Chemotherapy Plus Radioimmunotherapy Increases Response in Follicular NHL

ORLANDO, Florida-Conventional chemotherapy has limited efficacy against follicular non-Hodgkin’s lymphoma (NHL), but research reported at the 43rd Annual Meeting of the American Society of Hematology showed promising results when conventional regimens were combined with the anti-CD20 drug tositumomab/I-131 tositumomab (Bexxar).

Oliver W. Press, MD, reported for the Southwest Oncology Group on SWOG-9911, a phase II trial of CHOP (cyclophosphamide [Cytoxan, Neosar], doxorubicin HCl, vincristine [Oncovin], prednisone) followed by tositumomab/I-131 tositumomab for newly diagnosed follicular non-Hodgkin’s lymphomas. John P. Leonard, MD, reported a trial of fludarabine (Fludara) followed by tositumomab/I-131 tositumomab for follicular low-grade lymphoma.

CHOP Followed by Radioimmunotherapy

"Advanced follicular lymphomas are incurable with conventional chemotherapy regimens. Standard chemotherapy and radiolabeled antibodies each cause remission but are not curative, so we decided to try combining these modalities," Dr. Press said. He is professor of medicine in the Department of Medical Oncology at the University of Washington in Seattle.

Patients were treated with six cycles of standard CHOP chemotherapy (cyclophosphamide at 750 mg/m², doxorubicin at 50 mg/m², vincristine at 1.4 mg/m², and prednisone at 100 mg orally for 5 days) given at 3-week intervals followed by radioimmunotherapy. Four weeks after the completion of the last cycle of CHOP, patients with either a partial (PR) or complete remission (CR) underwent dosimetry with 450 mg of unlabeled tositumomab and 35 mg of trace-labeled I-131 tositumomab. Based on the rate of clearance of this dosimetric infusion, the subjects were treated with tositumomab labeled with 48 to 115 mCi of I-131 (median: 84 mCi), estimated to deliver 75 cGy to the whole body. This therapeutic dose was administered 1 to 2 weeks after the trace-labeled dose.

Toxicity and Response Data

Dr. Press said that 102 patients with newly diagnosed follicular lymphomas (grade 1, 2, or 3) were registered, of whom 92 were eligible for treatment. Eighty-eight patients were evaluable for toxicity from the CHOP regimen; 60 patients were evaluable for toxicity from I-131 tositumomab. This included grade 3 or 4 neutropenia in 52% of patients after CHOP and 15% of patients after I-131 tositumomab; thrombocytopenia in 1% and 15%; and febrile neutropenia in 7% and 3%.

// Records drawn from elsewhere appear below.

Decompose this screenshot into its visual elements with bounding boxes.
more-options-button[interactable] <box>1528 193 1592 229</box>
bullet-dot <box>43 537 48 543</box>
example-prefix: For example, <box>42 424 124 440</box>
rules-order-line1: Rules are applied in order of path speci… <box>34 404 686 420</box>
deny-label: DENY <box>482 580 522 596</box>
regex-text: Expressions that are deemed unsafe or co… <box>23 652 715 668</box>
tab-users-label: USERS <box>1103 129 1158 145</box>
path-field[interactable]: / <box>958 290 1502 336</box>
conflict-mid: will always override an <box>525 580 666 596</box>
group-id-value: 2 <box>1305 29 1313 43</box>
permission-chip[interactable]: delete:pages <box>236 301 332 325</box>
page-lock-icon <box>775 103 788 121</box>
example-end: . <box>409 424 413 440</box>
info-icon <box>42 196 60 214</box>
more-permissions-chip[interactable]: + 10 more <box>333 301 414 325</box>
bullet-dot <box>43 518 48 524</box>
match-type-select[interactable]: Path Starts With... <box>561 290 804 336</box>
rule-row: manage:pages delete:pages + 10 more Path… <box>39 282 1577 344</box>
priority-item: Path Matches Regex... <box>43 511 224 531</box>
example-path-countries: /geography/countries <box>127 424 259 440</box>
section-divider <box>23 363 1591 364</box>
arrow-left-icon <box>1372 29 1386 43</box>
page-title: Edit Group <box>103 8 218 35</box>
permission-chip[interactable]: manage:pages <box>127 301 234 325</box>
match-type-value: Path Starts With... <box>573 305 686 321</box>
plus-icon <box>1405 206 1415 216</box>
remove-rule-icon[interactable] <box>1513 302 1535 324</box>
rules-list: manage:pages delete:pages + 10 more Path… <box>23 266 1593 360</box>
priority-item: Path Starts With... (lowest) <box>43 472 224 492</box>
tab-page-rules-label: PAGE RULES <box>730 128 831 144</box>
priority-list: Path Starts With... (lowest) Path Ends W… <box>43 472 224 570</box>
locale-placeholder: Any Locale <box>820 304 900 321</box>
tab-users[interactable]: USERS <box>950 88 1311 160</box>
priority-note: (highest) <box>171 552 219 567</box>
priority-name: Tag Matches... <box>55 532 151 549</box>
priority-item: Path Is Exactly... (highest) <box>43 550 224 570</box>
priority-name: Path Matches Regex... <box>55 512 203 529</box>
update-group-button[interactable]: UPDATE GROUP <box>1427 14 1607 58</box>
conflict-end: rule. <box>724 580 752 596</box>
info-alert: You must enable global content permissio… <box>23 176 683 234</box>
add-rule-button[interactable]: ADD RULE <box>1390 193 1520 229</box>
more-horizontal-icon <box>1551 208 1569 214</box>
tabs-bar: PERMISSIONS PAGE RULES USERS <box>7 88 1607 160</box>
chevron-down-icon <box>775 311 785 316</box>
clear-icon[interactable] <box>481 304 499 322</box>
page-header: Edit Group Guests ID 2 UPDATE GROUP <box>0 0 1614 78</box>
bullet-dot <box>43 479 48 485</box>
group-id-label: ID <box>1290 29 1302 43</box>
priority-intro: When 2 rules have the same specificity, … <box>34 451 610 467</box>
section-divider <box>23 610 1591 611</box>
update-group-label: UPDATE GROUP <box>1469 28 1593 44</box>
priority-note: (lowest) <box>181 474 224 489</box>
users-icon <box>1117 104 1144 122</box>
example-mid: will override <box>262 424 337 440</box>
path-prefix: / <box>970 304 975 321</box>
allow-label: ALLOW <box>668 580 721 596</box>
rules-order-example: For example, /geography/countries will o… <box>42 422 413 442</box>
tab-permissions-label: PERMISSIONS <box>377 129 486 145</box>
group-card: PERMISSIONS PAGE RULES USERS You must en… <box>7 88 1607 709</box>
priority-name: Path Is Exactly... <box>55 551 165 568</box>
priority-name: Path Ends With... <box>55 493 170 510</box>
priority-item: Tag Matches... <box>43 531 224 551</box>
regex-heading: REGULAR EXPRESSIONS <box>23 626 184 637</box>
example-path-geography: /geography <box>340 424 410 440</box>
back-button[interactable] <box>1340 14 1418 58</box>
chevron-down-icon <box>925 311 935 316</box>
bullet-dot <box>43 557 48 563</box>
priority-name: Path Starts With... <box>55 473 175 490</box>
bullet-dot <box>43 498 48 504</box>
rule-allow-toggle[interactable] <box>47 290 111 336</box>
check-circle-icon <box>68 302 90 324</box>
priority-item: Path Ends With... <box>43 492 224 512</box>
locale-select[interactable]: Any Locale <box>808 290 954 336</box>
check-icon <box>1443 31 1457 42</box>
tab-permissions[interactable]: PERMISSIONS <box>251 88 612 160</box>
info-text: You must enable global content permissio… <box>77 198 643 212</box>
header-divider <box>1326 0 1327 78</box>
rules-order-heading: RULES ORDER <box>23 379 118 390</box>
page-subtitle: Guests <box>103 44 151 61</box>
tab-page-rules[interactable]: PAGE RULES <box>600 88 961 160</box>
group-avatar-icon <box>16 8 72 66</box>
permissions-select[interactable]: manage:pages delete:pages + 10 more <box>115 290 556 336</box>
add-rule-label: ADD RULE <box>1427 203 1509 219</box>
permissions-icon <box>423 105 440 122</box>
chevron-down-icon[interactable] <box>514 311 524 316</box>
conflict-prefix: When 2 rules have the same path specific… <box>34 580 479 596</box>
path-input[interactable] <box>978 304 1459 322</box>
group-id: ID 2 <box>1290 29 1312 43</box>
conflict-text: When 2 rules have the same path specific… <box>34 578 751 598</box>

Dr. Press reported response data on 71 patients, which showed that adding the radiolabeled antibody to CHOP increased both overall and complete responses (see Table 1). He said that 1-year failure-free survival was 92%, and 1-year overall survival was 99%. This study is being followed by SWOG 0016, which will compare the efficacy of CHOP, CHOP plus rituximab, and CHOP plus I-131 tositumomab in a randomized trial.

Fludarabine Followed by Radioimmunotherapy

John P. Leonard, MD, said that fludarabine was added to I-131 tositumomab in his study to improve activity in bulky disease. He is medical director of the Center for Lymphoma and Myeloma at Cornell University’s Weill Medical College in New York.

Patients were treated with a sequential regimen of three cycles of fludarabine (25 mg/m² × 5 days every 5 weeks) followed 6 to 8 weeks later by I-131 tositumomab.

Response Data

Thirty-eight patients with previously untreated follicular low-grade NHL were enrolled, and 35 patients completed both fludarabine and I-131 tositumomab therapy and were evaluable for response. Three percent of patients had stage III, 23% stage III, and 26% stage IV disease. "Most had two or more sites of disease," Dr. Leonard said. "Sixty percent had tumors larger than 5 cm."

The response rate was 100%, including 71% confirmed CR. "The majority of patients had PR after fludarabine, and we saw a conversion to predominantly CR after I-131 tositumomab," Dr. Leonard said.

Median progression-free survival has not been reached after a median 27 months of follow-up. Of 12 patients who were PCR positive for bcl-2 gene rearrangements in bone marrow at baseline and who had samples reassessed at 12 months posttherapy, 10 became PCR negative. Only 6% of patients developed human antimouse antibodies (HAMA).

"Sequential therapy with fludarabine followed by I-131 tositumomab is highly effective as up-front therapy for follicular low-grade NHL, with durable remissions, acceptable toxicity, and minimal HAMA formation. Fludarabine induction therapy cytoreduces bone marrow involvement of lymphoma and suppresses HAMA," Dr. Leonard said.